I stared at Hopper’s profile, his head tipped way back against the wall, the gold strands of Nora’s hair stuck to her flushed cheek, the words shouting in my head.
You can’t imagine what she hid from us. It was the ultimate triumph of life over death—never to give in to her illness, never to stop living.
It suddenly occurred to me that perhaps Ashley had not been so delusional in the last days of her life, a truth Inez Gallo had been so eager that I accept. Maybe she, displaying that searing intuition for people and a heart not even Gallo could take away from her—maybe she’d somehow intended this moment. Perhaps she’d planned with her death, the three of us would find each other. It was why she chose the warehouse. She knew I’d go there looking for clues—and encounter Hopper who’d be wondering about the return address on the envelope. And why else would she leave Nora her coat?

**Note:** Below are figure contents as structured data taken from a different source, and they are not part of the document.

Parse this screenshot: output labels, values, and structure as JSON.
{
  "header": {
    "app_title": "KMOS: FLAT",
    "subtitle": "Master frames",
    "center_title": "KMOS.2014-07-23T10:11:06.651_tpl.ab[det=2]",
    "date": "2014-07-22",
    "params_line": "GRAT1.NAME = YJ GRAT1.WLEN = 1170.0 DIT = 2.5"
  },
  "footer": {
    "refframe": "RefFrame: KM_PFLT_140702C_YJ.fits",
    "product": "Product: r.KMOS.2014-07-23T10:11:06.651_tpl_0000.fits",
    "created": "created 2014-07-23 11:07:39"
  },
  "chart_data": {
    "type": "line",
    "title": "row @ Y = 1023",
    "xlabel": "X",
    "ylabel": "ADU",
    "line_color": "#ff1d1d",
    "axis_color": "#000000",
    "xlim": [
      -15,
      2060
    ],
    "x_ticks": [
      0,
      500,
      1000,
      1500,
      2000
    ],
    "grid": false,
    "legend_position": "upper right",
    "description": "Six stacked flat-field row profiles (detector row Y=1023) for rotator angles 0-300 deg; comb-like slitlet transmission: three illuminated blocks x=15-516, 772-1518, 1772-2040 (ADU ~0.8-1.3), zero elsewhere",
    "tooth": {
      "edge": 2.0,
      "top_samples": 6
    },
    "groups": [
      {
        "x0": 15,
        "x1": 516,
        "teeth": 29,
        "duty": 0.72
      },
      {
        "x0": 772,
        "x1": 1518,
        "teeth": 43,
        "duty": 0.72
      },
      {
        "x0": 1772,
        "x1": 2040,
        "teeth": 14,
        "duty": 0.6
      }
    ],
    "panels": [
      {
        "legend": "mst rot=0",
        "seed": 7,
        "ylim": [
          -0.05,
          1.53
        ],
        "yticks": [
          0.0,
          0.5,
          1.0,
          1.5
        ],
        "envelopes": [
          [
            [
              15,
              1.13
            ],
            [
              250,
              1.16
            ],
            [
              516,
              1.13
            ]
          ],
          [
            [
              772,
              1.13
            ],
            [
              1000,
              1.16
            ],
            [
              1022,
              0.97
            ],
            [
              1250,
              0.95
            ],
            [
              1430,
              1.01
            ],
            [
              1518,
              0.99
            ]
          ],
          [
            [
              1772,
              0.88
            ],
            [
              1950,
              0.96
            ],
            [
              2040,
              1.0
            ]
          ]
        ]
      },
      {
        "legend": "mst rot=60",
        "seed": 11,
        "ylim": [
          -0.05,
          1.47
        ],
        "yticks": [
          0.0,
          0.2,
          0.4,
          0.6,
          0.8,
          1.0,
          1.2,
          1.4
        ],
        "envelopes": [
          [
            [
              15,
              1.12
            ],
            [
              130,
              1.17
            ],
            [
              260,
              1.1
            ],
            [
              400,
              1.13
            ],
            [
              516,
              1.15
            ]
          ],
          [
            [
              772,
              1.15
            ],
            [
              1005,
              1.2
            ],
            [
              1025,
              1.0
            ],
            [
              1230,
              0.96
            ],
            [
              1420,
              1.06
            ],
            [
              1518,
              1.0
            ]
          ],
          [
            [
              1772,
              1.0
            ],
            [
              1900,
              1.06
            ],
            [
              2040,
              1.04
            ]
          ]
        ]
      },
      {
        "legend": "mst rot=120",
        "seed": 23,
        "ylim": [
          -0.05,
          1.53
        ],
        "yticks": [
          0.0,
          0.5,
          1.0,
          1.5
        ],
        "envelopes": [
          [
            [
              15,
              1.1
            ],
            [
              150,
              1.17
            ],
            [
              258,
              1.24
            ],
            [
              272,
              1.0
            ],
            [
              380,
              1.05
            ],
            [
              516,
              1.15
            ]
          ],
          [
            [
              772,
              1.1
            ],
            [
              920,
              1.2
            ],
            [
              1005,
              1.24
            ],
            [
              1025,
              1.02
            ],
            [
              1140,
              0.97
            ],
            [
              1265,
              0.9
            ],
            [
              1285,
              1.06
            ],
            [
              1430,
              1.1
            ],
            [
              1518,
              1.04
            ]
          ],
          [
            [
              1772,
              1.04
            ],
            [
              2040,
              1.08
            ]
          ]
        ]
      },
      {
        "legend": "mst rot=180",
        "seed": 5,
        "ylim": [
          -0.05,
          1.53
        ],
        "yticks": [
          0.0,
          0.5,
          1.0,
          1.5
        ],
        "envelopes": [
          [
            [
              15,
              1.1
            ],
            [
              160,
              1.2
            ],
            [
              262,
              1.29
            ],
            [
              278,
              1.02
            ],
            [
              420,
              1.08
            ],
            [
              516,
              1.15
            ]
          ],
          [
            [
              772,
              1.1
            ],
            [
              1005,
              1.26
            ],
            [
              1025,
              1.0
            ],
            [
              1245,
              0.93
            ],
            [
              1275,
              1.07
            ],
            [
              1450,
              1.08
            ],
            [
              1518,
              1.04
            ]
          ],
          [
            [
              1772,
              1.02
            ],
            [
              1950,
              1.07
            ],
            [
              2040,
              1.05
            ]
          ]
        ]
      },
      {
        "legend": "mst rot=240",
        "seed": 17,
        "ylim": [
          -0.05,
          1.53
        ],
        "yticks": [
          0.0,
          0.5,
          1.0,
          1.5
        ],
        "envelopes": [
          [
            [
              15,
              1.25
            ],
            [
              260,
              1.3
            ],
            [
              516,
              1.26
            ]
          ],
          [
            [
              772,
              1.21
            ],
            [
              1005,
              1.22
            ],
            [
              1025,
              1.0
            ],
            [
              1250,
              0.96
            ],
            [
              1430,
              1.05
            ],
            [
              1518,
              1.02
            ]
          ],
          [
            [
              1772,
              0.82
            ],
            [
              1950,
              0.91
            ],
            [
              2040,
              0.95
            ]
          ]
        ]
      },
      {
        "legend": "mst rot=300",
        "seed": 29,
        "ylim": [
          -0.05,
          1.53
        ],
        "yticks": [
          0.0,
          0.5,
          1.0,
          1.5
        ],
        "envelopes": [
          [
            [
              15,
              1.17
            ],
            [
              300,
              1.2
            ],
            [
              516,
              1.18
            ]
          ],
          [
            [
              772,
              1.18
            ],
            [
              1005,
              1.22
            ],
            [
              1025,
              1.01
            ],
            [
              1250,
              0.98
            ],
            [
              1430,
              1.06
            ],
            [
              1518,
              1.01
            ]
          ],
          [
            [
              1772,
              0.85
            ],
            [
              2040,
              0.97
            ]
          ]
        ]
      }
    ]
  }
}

I realized the moment had drifted away. Hopper rolled off the bench, shuffling across the bar to put another song on the jukebox, which had gone silent, and Nora went off in search of the bathroom.
I remained where I was. That had to be it.
I’d tell them both the truth one day. But now, tonight, they could keep their myth.
Hours later, the bar was closing, turning up glaring lights, erasing the mirage of forever. It was time to go. I was bombed. Outside, on the sidewalk, I embraced the two of them, announcing to the empty city—New York City finally a little drowsy and at a loss for words—they were two of the best people I’d ever met.